Lung Pathology Flashcards
How common are occupational lung disorders?
Extremely.
What are the different modes for OLD to get?
Vapour.
Gases.
Dusts.
Fume.
What is vapour or gases?
Liquid or solid substance suspended in air.
Including mists.
What is dust?
Aerosolised solid particles.
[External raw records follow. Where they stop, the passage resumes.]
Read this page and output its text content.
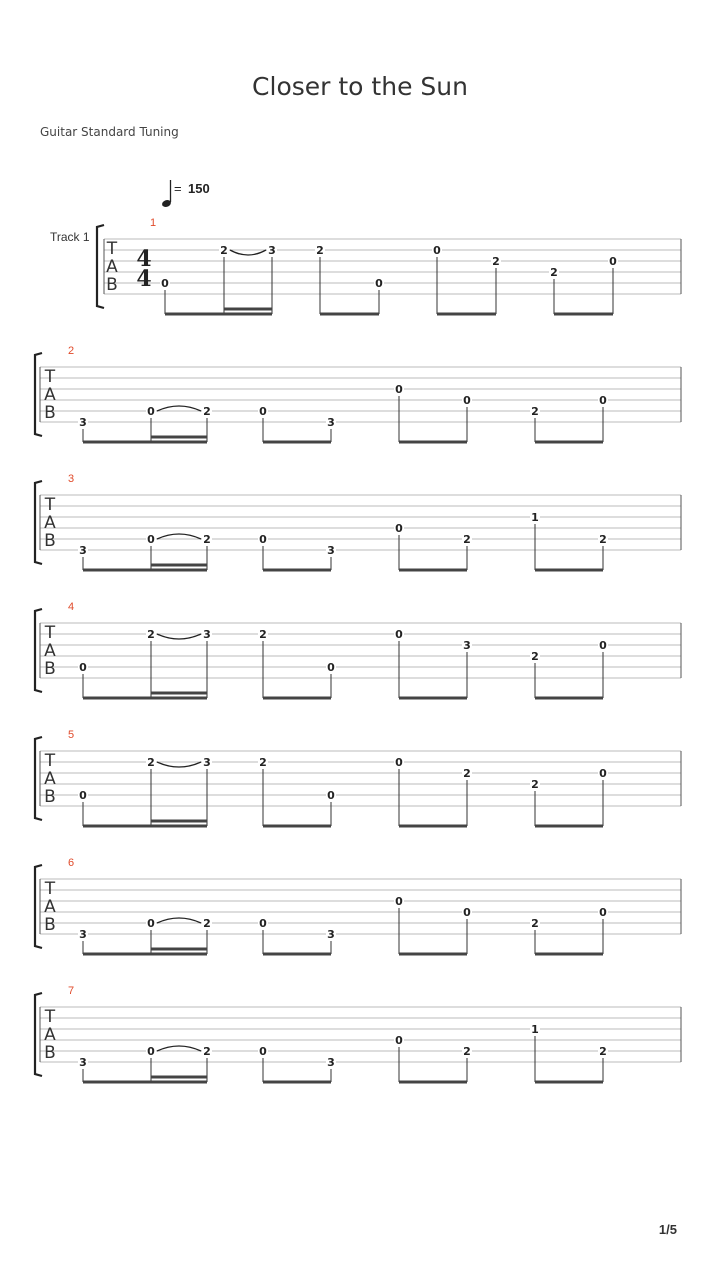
Closer to the Sun
Guitar Standard Tuning
= 150
1
Track 1
T
A
B
4
4 0
2	3	2
0
0
2
2
0
2
T
A
B 3
0	2	0
3
0
0
2
0
3
T
A
B 3
0	2	0
3
0
2
1
2
4
T
A
B 0
2	3	2
0
0
3
2
0
5
T
A
B 0
2	3	2
0
0
2
2
0
6
T
A
B 3
0	2	0
3
0
0
2
0
7
T
A
B 3
0	2	0
3
0
2
1
2
1/5
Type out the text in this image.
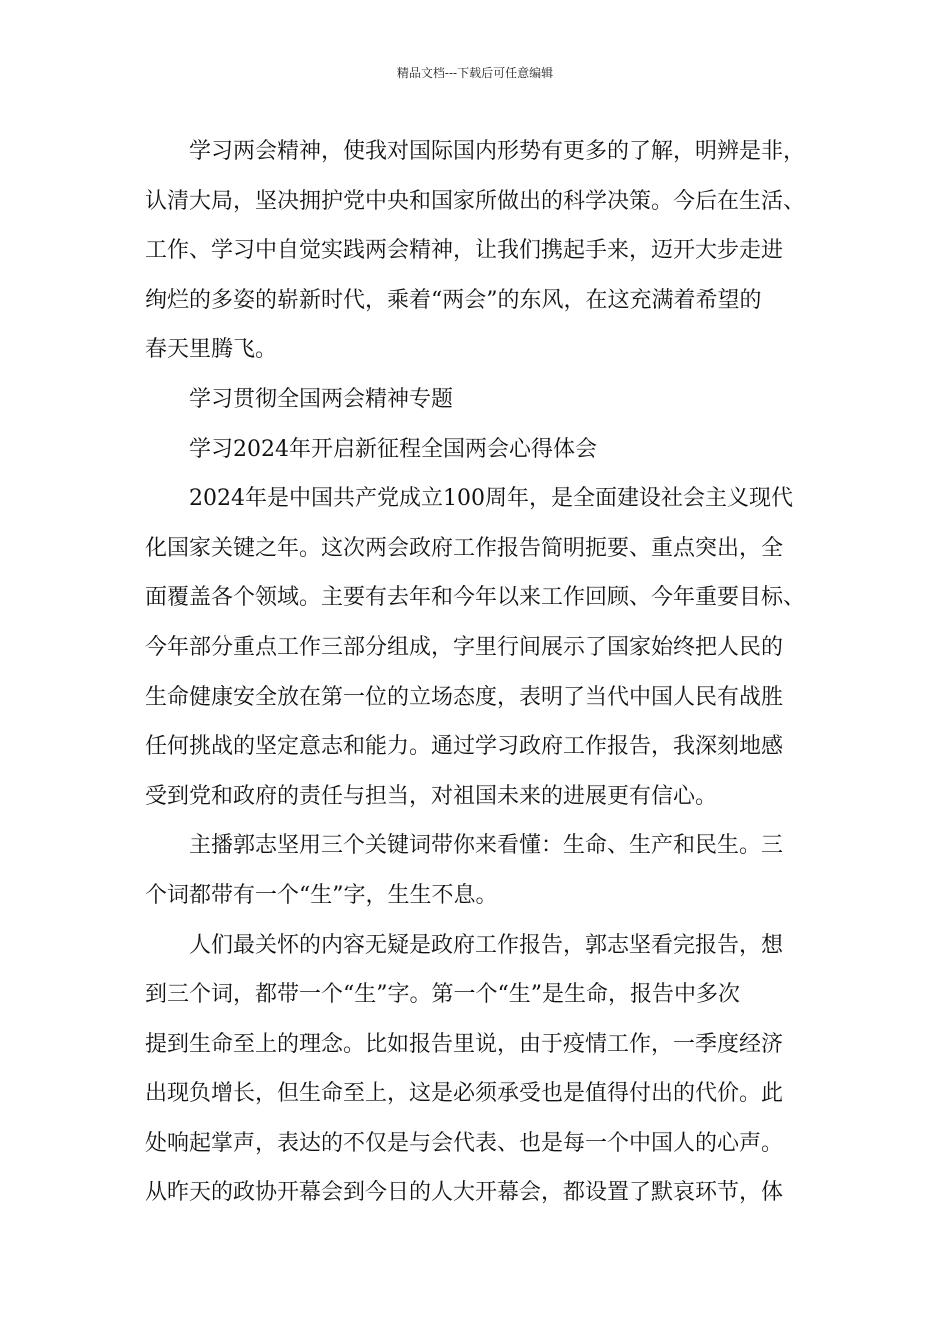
精品文档---下载后可任意编辑
学习两会精神，使我对国际国内形势有更多的了解，明辨是非，
认清大局，坚决拥护党中央和国家所做出的科学决策。今后在生活、
工作、学习中自觉实践两会精神，让我们携起手来，迈开大步走进
绚烂的多姿的崭新时代，乘着“两会”的东风，在这充满着希望的
春天里腾飞。
学习贯彻全国两会精神专题
学习2024年开启新征程全国两会心得体会
2024年是中国共产党成立100周年，是全面建设社会主义现代
化国家关键之年。这次两会政府工作报告简明扼要、重点突出，全
面覆盖各个领域。主要有去年和今年以来工作回顾、今年重要目标、
今年部分重点工作三部分组成，字里行间展示了国家始终把人民的
生命健康安全放在第一位的立场态度，表明了当代中国人民有战胜
任何挑战的坚定意志和能力。通过学习政府工作报告，我深刻地感
受到党和政府的责任与担当，对祖国未来的进展更有信心。
主播郭志坚用三个关键词带你来看懂：生命、生产和民生。三
个词都带有一个“生”字，生生不息。
人们最关怀的内容无疑是政府工作报告，郭志坚看完报告，想
到三个词，都带一个“生”字。第一个“生”是生命，报告中多次
提到生命至上的理念。比如报告里说，由于疫情工作，一季度经济
出现负增长，但生命至上，这是必须承受也是值得付出的代价。此
处响起掌声，表达的不仅是与会代表、也是每一个中国人的心声。
从昨天的政协开幕会到今日的人大开幕会，都设置了默哀环节，体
Size from 1 to less than 100 nanometers.
What is a fume?
Normally vapour or gas.
When do most occupational lung disorders occur?
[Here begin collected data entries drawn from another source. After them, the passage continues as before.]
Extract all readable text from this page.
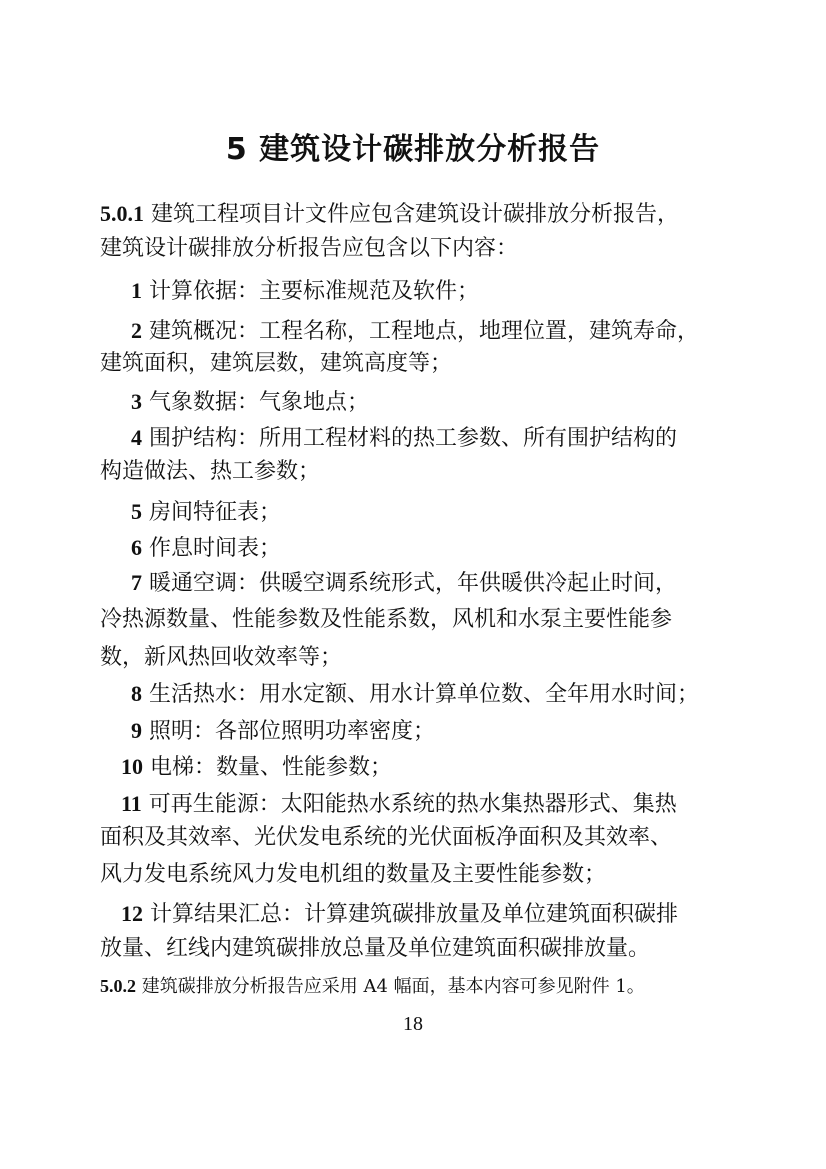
5 建筑设计碳排放分析报告
5.0.1 建筑工程项目计文件应包含建筑设计碳排放分析报告，
建筑设计碳排放分析报告应包含以下内容：
1 计算依据：主要标准规范及软件；
2 建筑概况：工程名称，工程地点，地理位置，建筑寿命，
建筑面积，建筑层数，建筑高度等；
3 气象数据：气象地点；
4 围护结构：所用工程材料的热工参数、所有围护结构的
构造做法、热工参数；
5 房间特征表；
6 作息时间表；
7 暖通空调：供暖空调系统形式，年供暖供冷起止时间，
冷热源数量、性能参数及性能系数，风机和水泵主要性能参
数，新风热回收效率等；
8 生活热水：用水定额、用水计算单位数、全年用水时间；
9 照明：各部位照明功率密度；
10 电梯：数量、性能参数；
11 可再生能源：太阳能热水系统的热水集热器形式、集热
面积及其效率、光伏发电系统的光伏面板净面积及其效率、
风力发电系统风力发电机组的数量及主要性能参数；
12 计算结果汇总：计算建筑碳排放量及单位建筑面积碳排
放量、红线内建筑碳排放总量及单位建筑面积碳排放量。
5.0.2 建筑碳排放分析报告应采用 A4 幅面，基本内容可参见附件 1。
18
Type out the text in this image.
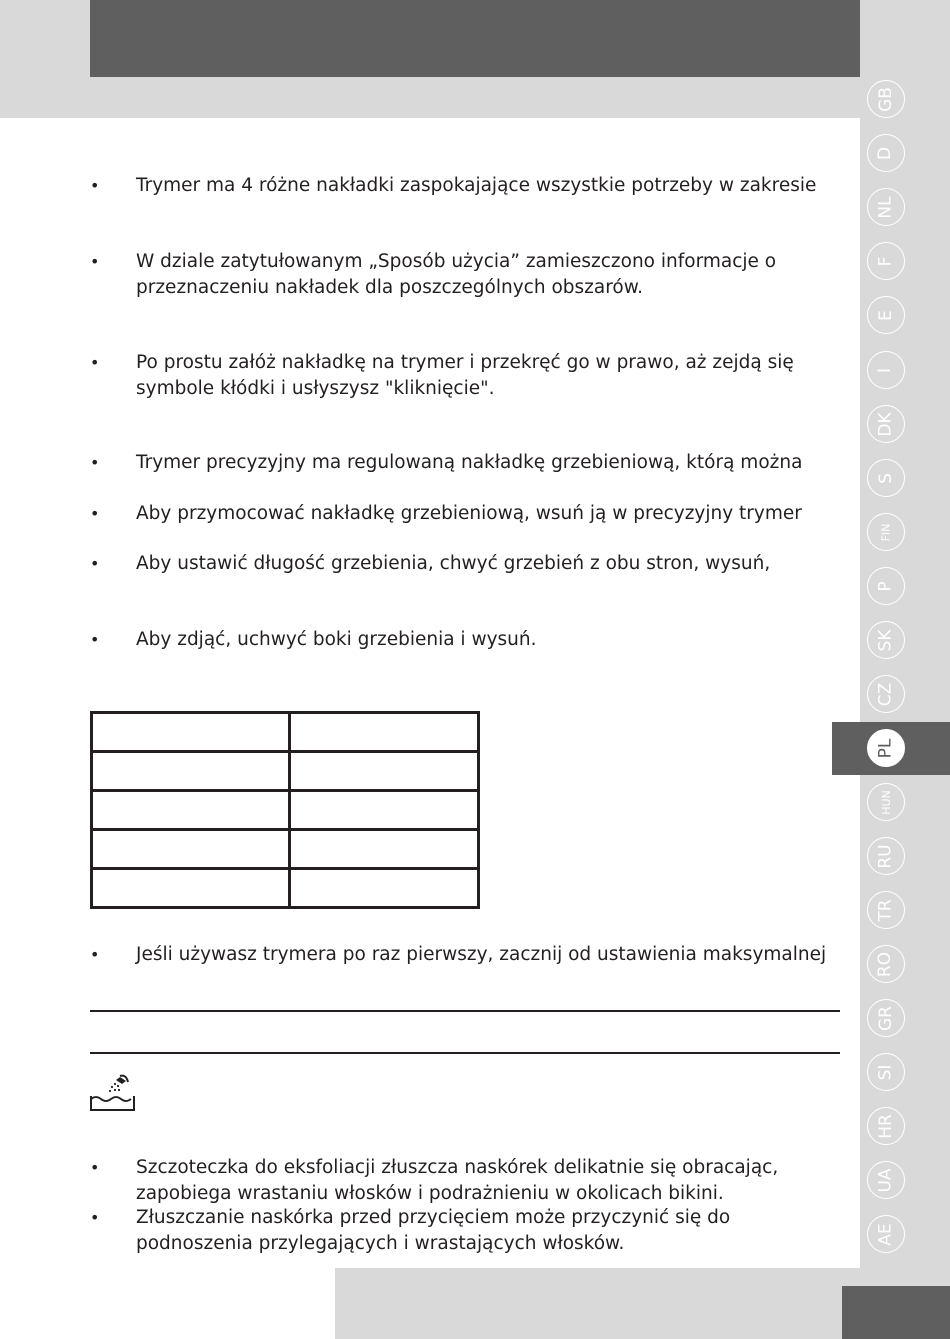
GB
D
NL
F
E
I
DK
S
FIN
P
SK
CZ
PL
HUN
RU
TR
RO
GR
SI
HR
UA
AE
• Trymer ma 4 różne nakładki zaspokajające wszystkie potrzeby w zakresie
• W dziale zatytułowanym „Sposób użycia” zamieszczono informacje o
przeznaczeniu nakładek dla poszczególnych obszarów.
• Po prostu załóż nakładkę na trymer i przekręć go w prawo, aż zejdą się
symbole kłódki i usłyszysz "kliknięcie".
• Trymer precyzyjny ma regulowaną nakładkę grzebieniową, którą można
• Aby przymocować nakładkę grzebieniową, wsuń ją w precyzyjny trymer
• Aby ustawić długość grzebienia, chwyć grzebień z obu stron, wysuń,
• Aby zdjąć, uchwyć boki grzebienia i wysuń.

• Jeśli używasz trymera po raz pierwszy, zacznij od ustawienia maksymalnej
• Szczoteczka do eksfoliacji złuszcza naskórek delikatnie się obracając,
zapobiega wrastaniu włosków i podrażnieniu w okolicach bikini.
• Złuszczanie naskórka przed przycięciem może przyczynić się do
podnoszenia przylegających i wrastających włosków.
After a period of latent (asymptomatic) exposure.
What is the current exposure factors for OLD?
Earlier recognition
Identify and cease exposure
Improve prognosis
Health versus income
Loss of employment
Eg allergic OA
What is the historical exposure factors for OLD?
Recognised years later
Not normally exposed
Supportive measures
Little/no impact on prognosis
Benefits advice
Eg asbestosis
What factors do you have to think about when looking at OLDs?
Susceptibility
-Genetic/individual vs population
Severity
-No sx vs disability/death
Reversibility
-Reversible vs irreversible
Employment
-Working vs employed
What are the most common OLDs?
Asthma.
Allergic alveoli’s.
Bronchitis/empyhsema.
Non-malignant pleural disease.
Mesothelioma.
How can occupational asthma be caused?
90% Asthma induced by sensitisation (allergy) to an agent inhaled at work.
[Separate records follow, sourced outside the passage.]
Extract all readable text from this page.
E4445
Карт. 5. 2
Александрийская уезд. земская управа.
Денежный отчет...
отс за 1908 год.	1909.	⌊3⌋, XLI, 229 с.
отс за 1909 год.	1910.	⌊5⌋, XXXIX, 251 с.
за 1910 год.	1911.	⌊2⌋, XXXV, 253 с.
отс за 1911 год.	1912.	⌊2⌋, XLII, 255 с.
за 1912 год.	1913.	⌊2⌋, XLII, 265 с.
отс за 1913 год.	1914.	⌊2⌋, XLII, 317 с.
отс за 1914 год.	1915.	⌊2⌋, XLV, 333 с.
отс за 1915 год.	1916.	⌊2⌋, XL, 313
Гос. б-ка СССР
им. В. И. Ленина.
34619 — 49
10% Asthma induced by massive accidental irritant exposure at work (direct airway injury).
How much of adult onset asthma does occupational asthma take up?
9-15%.
What happens with occupational asthma prolonged exposure?
Ongoing exposure worse prognosis
Early identification important
Treat or even cure
What would a case study of occupational asthma show?
Normal spirometry.
Work-effect confirmed by seal PEF.
Positive IgE to wheat flour.
What is an example of allergic sensitisation?
Extrinsic allergic alveolitis.
How can extrinsic allergic alveolitis be caused?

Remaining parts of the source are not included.